Die 13- bis 17-jährigen Mädchen, die in jeder freien Minute zusammen trainieren, sind besser dran als die meisten anderen Kids: Sie können hinter einem echten Ball her rennen, und vor allem: Sie haben eine echte Trainerin. Die 27-jährige Lillian Ayodi, die tagsüber als Buchhalterin arbeitet, opfert fast ihre gesamte Freizeit für ihre jungen Fußballerinnen. "Meine Mädchen sind wirklich gut", sagt sie stolz. "Fast immer gewinnen sie, wenn sie gegen die Teams aus Mathare oder Kawangware antreten." Die Spielerinnen aus diesen beiden Hauptstadtslums gelten als besonders rück-sichtslos. "Wer dort das Fußballspielen gelernt hat, ist hart im Nehmen", weiß Lillian. Aber auch ihre Mädchen sind erprobte Kämpferinnen. Die 17-jährige Anne Waimatha, die gerade eine Ausbildung als Mechanikerin macht und später Polizistin werden will, ist bei Wettkämpfen wegen ihres kompromisslosen Körpereinsatzes gefürchtet. Verteidigerin Elisabeth Wanza, eine eher gemütlich wirkende 16-Jährige, hat als Tochter einer gelähmten Drogendealerin zwei Jahre auf der Straße gelebt, geklaut, geschnüffelt und sich geprügelt. Sie kennt alle Überlebenstricks der Slumkinder. Die harten Kickerinnen aus ihrem ehemaligen Umfeld machen ihr keine Angst.

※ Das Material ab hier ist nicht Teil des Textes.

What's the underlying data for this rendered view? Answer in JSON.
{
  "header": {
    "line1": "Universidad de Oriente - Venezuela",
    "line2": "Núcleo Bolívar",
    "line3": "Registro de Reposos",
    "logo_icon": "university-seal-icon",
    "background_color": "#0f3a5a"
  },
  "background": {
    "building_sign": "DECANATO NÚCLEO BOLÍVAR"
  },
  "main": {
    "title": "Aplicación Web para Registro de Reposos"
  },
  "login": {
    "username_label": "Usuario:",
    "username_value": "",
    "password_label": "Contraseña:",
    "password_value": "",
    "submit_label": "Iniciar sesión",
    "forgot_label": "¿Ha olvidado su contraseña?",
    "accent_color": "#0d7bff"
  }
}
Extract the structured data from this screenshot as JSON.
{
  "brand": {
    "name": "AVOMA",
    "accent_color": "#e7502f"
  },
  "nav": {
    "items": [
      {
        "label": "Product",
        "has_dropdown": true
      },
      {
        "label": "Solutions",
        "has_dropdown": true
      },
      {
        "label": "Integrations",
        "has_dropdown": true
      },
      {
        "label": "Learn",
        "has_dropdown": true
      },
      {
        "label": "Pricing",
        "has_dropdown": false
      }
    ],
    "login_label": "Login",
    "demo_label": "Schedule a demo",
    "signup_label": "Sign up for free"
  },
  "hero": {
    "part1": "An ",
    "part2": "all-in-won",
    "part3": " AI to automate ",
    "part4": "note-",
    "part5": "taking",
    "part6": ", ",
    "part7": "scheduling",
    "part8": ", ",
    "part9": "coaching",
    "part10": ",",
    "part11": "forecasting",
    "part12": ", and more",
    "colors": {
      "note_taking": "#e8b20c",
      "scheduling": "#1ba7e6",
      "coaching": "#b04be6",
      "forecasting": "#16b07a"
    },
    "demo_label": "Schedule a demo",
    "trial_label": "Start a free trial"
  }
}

Sonntagmittag in Mathare, mit rund einer halben Million Einwohner eines der größten Elendsviertel Afrikas. Aus baufälligen Bretterbuden dringen biblische Hymnen, zwischen Müllbergen und stinkenden Gräben hocken Frauen, die gebrauchte Kleidung, Kürbisse oder Kaugummi feilbieten. Mehrere Jugendmannschaften tragen ein Turnier aus, bei dem erst die Jungen, dann die Mädchen antreten. Der Platz, auf dem sie spielen, sieht denkbar ungeeignet aus, obwohl die Jugendclubs der Gegend seit einer Woche versucht haben, ihn einigermaßen zu säubern. Noch immer ragen alte Plastiktüten wie Teppichfransen aus dem festgetretenen Boden. Pfützen und Buckel lassen ahnen, dass hier nicht nur Müll deponiert wurde. Die Tore müssen auf- und nach dem Turnier wieder abgebaut werden, damit sie niemand klaut. Für ihre ehrenamtlichen Vor- und Nacharbeiten kriegen die Jugendclubs von Mathare Punkte gutgeschrieben, die später in die Gesamtwertung bei sportlichen Turnieren einfließen.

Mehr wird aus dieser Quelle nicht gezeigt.